Bitcoin laundering itself is not new. Because blockchain transaction records are public and immutable, privacy can be compromised through IP address monitoring, contamination analysis, payment tracing, web‑spidering and other investigative techniques. Criminals therefore continually seek methods to hide crypto trails from law enforcement and blockchain investigators.

Historically, many offenders relied on mixers or tumblers—services that break the link between coins and their owners by pooling and redistributing bitcoin from multiple users in exchange for a fee, typically between 0.5% and 5%. To date, more than $2 billion in bitcoin has flowed through such mixing services.

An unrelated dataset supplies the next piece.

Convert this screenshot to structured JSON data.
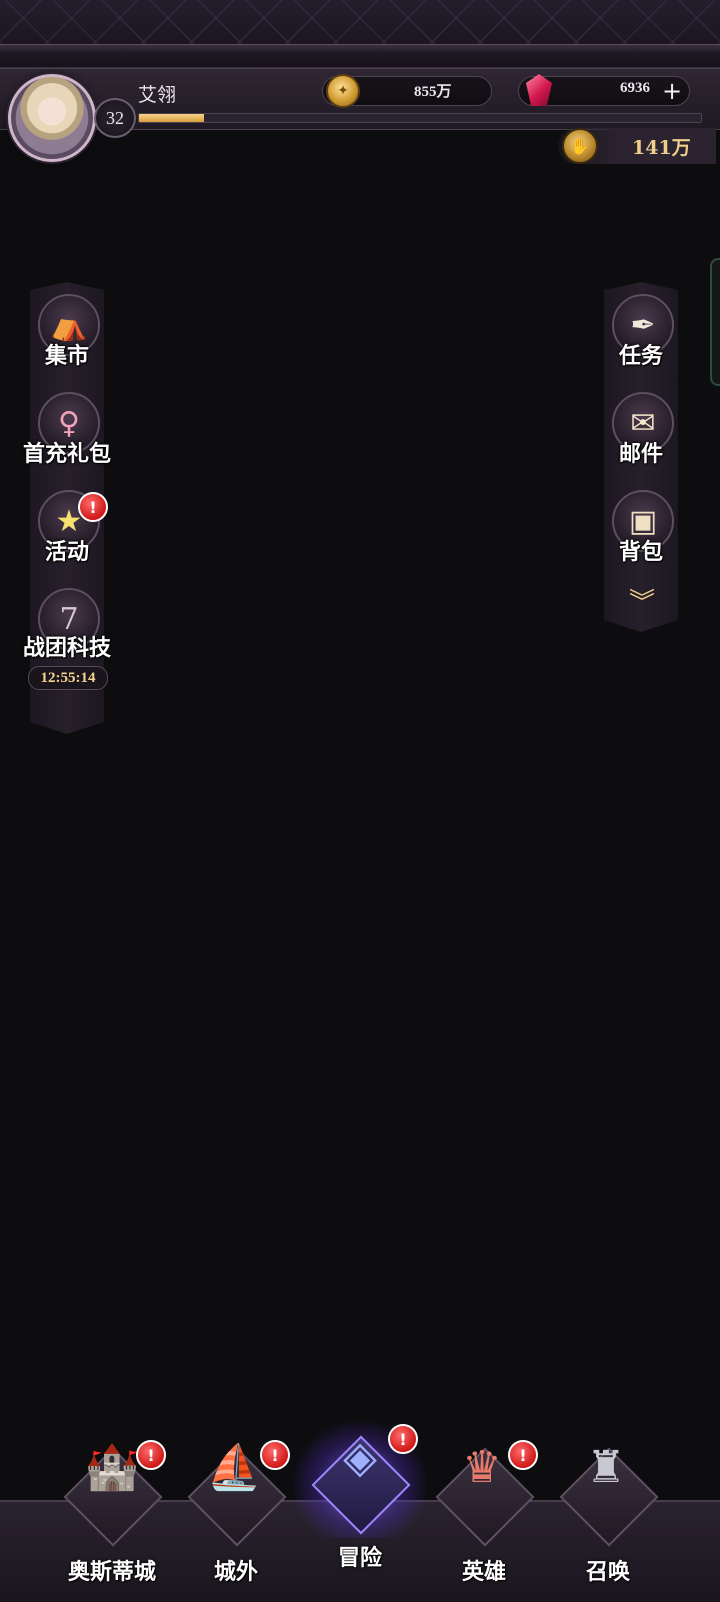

Using mixers carries significant risks: operators can abscond with deposited funds, or a service may be a law‑enforcement sting. Regulators have increasingly targeted these platforms. For example, the bitcoin mixer Helix was fined $60 million in October for violating anti‑money‑laundering laws and Bank Secrecy Act requirements.

Given these risks and increased regulatory scrutiny, it is unsurprising that criminals have shifted away from mixers toward privacy wallets in recent years. This shift presents a constantly evolving challenge for law enforcement, financial regulators and compliance professionals working to combat financial crime in the crypto sector.